Biathlon is a fascinating winter sport that combines two very different disciplines: cross-country skiing and rifle shooting.
In a biathlon, athletes race on cross- country skis around a closed course, carry a small calibre rifle on their backs. These rifles are specially designed for biathlon with lightweight stocks. They are also equipped with special sights to aid accuracy. During the race, athletes will stop at designated areas to shoot at targets. The shooting rounds are not timed, but athletes only have a set number of bullets. Depending on the competition, missed shots may result in a penalty lap around a 150m loop or time being added to the athletes total. The number of shooting areas can also vary depending on the distance of the course. The shooting segments can occur either in the standing position or lying on your stomach.
Biathlon is a timed events where the quickest finish means victory. However, its not all about being fast. Accuracy matters as well.
Biathlon originated as a military training exercise in Scandinavia, particularly in Norway, where it was a means to train soldiers on the 18th century. In the 19th century, biathlon began to take shape as a sport with organised competitions. It was initially known as “military patrol”. These early competition were primarily focused on practical skills needed by soldiers. The first recorded civilian biathlon competition took place in Norway in 1861. This event marked the beginning of biathlon as a competition sport beyond military training.
Biathlon made it’s official debut in the Winter Olympics in 1924 in Chamonix, France but only as a demonstration event at the time. It only became a regular part of the Winter Games in 1960 in Squaw Valley, USA.
Biathlon has been an event in the World Transplant Winter Games since the inaugural Games in Tignes, France in 1994. Transplant recipients from eighteen countries took part in this first Winter Games.
Biathlon races are enjoyable and exciting. The sport promotes a healthy lifestyle and because it is low impact, athletes can participate well into old age. There is also a very low injury rate in Biathlon.
Biathlon has all the health and fitness advantages of cross-country skiing – burning calories; increasing flexibility whilst engaging the core; strengthening the quads, hamstrings, calves, and glutes; working the arms and upper body and lifting the spirits – as well as the shooting that demands concentration, precision, and self-awareness. Learning to remain calm and focused while under physical and mental stress is a great skill.

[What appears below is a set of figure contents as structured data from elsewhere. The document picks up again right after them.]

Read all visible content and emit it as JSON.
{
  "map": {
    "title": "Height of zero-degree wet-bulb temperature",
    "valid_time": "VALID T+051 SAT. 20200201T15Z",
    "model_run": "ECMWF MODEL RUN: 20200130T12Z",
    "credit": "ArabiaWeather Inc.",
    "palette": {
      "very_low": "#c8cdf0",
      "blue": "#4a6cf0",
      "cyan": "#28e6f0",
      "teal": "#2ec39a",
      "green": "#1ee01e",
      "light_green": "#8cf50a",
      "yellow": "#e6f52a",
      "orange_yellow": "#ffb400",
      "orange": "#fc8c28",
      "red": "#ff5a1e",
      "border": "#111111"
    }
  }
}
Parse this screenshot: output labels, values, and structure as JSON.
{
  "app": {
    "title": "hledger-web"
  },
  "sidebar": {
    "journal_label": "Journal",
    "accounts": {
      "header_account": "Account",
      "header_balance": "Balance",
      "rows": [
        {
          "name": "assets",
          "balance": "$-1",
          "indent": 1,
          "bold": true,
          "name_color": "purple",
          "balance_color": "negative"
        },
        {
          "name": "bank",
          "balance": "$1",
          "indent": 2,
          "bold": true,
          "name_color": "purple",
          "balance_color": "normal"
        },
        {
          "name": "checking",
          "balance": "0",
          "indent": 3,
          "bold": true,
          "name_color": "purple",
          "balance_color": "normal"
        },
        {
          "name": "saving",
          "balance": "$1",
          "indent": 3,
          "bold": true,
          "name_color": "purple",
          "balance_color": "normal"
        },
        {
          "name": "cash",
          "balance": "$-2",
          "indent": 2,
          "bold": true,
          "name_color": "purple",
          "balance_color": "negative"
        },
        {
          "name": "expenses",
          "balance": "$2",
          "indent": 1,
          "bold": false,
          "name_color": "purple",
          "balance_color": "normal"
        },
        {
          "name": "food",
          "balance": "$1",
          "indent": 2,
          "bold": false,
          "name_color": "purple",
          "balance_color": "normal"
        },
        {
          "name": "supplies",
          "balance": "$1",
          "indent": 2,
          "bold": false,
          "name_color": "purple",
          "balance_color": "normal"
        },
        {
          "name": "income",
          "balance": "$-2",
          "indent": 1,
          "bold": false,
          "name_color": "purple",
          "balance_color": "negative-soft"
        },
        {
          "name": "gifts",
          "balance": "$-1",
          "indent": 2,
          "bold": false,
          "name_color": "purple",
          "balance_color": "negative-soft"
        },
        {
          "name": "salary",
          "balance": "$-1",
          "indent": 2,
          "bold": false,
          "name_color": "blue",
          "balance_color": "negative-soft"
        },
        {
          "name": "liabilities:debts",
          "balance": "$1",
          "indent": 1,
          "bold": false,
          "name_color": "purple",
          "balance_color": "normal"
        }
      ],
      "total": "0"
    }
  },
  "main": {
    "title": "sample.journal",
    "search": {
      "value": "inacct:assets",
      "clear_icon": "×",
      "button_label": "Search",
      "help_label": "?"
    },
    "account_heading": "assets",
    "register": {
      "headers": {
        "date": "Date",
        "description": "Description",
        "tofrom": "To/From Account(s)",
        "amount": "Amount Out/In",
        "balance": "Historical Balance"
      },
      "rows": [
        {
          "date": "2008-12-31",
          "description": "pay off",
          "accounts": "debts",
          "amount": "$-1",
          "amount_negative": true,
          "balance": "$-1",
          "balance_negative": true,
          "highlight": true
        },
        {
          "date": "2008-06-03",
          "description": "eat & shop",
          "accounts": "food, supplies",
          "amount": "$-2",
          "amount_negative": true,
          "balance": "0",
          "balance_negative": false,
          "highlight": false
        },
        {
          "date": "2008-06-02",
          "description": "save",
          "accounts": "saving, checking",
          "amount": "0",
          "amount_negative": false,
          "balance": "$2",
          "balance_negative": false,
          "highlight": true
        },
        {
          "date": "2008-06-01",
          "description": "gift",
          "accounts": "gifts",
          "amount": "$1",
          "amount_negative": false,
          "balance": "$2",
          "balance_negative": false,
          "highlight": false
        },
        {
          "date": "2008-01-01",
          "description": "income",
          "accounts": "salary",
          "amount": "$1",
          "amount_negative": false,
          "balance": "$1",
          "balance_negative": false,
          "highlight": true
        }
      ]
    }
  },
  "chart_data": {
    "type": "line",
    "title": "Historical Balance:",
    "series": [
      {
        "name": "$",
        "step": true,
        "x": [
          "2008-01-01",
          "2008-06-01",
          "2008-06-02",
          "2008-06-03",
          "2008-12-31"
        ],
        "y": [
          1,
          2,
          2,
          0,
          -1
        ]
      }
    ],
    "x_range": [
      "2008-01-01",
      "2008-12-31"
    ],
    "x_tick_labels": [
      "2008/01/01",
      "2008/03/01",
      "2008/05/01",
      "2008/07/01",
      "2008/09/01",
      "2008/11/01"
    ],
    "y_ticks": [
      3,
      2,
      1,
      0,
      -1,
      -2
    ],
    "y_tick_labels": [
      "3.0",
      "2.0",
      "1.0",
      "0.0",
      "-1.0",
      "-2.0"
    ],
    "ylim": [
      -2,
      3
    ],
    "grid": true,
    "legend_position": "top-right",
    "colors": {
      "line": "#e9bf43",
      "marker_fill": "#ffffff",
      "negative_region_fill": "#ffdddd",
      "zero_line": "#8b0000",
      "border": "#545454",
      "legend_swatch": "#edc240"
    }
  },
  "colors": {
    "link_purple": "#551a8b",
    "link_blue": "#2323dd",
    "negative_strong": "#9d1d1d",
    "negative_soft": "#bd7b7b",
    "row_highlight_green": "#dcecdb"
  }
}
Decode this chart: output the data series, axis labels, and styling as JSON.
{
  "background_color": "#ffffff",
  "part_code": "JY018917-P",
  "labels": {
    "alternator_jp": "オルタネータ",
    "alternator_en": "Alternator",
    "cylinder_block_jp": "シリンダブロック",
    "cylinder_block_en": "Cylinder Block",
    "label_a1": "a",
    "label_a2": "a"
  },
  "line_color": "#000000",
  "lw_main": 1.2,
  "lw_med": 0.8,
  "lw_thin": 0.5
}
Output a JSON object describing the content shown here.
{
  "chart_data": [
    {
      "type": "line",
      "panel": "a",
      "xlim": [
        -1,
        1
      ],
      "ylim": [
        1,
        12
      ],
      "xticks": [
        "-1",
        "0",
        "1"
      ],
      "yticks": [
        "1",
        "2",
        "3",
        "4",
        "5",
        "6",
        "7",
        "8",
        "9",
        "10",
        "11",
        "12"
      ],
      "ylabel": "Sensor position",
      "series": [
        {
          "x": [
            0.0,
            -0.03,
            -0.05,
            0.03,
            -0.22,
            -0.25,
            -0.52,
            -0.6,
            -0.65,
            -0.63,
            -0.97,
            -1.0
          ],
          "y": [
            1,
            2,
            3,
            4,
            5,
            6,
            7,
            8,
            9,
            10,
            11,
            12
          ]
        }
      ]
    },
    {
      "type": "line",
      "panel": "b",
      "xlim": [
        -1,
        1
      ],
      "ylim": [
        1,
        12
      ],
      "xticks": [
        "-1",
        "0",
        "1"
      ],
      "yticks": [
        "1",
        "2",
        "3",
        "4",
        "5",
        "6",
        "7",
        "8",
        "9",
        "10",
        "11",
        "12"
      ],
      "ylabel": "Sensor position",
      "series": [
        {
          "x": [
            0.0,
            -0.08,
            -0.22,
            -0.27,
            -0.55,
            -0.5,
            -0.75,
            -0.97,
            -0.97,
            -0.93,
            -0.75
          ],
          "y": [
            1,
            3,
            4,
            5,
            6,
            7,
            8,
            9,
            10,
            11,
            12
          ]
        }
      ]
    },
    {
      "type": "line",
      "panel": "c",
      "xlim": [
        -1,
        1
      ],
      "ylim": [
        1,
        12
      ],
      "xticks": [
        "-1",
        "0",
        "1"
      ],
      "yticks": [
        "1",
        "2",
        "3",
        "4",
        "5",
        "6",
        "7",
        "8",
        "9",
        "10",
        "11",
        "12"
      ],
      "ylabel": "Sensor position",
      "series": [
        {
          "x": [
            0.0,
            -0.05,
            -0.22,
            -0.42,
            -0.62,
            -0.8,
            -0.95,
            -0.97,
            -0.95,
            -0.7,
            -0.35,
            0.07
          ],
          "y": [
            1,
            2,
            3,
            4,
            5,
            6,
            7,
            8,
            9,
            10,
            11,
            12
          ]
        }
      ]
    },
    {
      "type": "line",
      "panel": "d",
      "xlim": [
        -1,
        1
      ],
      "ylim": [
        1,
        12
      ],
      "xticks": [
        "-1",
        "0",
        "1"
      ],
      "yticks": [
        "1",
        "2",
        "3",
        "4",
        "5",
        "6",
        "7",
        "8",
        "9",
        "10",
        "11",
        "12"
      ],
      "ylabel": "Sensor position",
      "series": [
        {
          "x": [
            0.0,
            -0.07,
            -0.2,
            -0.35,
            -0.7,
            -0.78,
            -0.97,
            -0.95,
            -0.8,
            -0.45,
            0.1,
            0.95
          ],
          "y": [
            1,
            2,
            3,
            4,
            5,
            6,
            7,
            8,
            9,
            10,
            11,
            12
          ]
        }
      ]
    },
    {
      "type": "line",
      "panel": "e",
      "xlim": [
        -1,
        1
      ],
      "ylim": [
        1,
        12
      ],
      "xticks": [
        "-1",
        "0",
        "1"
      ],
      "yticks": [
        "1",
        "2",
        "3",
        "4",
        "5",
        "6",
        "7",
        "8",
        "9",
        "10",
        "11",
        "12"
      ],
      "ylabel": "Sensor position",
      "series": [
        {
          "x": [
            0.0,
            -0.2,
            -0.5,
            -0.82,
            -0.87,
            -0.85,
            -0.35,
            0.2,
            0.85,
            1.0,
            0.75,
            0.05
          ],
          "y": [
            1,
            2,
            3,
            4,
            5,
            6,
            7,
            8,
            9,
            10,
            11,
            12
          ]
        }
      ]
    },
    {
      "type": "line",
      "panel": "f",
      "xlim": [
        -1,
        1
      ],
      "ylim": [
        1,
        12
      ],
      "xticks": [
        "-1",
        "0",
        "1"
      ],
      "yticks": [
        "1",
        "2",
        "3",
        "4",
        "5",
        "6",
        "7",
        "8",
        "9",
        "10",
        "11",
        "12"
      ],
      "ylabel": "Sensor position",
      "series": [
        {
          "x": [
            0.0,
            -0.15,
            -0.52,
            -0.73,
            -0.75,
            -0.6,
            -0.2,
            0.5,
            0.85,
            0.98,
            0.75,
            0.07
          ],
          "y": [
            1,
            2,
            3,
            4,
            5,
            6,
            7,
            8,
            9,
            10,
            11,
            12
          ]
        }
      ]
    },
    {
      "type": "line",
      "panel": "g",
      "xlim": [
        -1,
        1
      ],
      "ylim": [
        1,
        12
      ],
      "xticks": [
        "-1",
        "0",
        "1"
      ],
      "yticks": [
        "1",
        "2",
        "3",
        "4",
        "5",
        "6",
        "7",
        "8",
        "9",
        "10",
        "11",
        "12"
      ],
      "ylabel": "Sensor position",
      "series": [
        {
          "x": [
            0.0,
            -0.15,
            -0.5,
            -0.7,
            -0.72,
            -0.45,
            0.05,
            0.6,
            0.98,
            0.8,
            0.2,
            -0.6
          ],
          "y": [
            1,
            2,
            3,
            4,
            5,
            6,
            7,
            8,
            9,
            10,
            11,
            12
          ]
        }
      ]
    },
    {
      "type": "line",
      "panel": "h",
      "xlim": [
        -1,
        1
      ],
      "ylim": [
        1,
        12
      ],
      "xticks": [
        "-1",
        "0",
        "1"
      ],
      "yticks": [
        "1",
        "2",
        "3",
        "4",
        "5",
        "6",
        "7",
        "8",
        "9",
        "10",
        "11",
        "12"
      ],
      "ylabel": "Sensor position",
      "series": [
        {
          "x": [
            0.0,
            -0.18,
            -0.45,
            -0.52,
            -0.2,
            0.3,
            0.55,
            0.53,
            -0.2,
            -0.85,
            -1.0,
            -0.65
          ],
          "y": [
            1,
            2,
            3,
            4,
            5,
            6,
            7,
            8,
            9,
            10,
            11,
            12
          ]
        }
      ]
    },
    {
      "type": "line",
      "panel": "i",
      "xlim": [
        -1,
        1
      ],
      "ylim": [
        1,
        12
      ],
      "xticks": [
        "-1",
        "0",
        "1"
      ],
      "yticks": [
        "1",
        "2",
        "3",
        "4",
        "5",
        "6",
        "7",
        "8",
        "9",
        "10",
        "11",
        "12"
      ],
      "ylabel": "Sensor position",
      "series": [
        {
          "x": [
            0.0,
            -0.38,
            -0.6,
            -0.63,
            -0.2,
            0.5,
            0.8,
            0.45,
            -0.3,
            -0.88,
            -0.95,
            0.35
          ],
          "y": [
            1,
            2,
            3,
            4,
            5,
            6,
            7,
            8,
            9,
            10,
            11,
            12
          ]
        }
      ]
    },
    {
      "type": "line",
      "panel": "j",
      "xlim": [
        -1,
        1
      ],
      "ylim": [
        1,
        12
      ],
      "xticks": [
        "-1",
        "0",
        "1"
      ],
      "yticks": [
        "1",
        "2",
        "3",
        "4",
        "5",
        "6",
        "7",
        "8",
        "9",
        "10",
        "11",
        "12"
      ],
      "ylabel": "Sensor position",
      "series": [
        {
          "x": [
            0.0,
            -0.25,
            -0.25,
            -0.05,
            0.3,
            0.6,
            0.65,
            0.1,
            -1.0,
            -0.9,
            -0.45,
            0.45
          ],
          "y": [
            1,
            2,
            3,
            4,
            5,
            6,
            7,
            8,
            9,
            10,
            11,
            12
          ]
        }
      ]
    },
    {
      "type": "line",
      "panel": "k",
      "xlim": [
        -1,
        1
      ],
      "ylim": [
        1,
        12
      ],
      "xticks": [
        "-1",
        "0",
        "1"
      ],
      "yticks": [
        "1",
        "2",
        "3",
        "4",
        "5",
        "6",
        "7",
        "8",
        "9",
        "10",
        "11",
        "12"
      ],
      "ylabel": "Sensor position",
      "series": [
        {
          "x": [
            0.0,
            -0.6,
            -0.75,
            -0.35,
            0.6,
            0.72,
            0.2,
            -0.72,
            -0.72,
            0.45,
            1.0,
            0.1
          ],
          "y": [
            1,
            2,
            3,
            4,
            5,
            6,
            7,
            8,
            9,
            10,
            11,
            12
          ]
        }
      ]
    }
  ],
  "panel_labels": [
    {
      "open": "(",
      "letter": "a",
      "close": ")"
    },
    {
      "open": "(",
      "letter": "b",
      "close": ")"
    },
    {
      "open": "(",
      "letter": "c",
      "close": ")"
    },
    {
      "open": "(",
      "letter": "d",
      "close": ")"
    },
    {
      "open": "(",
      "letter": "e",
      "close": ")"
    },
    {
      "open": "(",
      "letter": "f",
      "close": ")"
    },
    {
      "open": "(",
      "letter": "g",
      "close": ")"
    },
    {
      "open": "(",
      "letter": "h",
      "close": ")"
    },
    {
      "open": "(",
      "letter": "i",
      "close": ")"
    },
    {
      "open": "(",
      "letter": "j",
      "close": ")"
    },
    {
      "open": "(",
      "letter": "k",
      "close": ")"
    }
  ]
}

If you’re a skier and think you might like to try biathlon, most biathlon clubs will teach the basics of the sport. In most cases these clubs will have rifles that new biathletes can use. That way you don’t have to buy one just to see if you’re going to like biathlon. Rifle safety, of course, is paramount, and you may be required to take a rifle safety certification class before handling a rifle or competing. This will vary depending on country so please ask locally.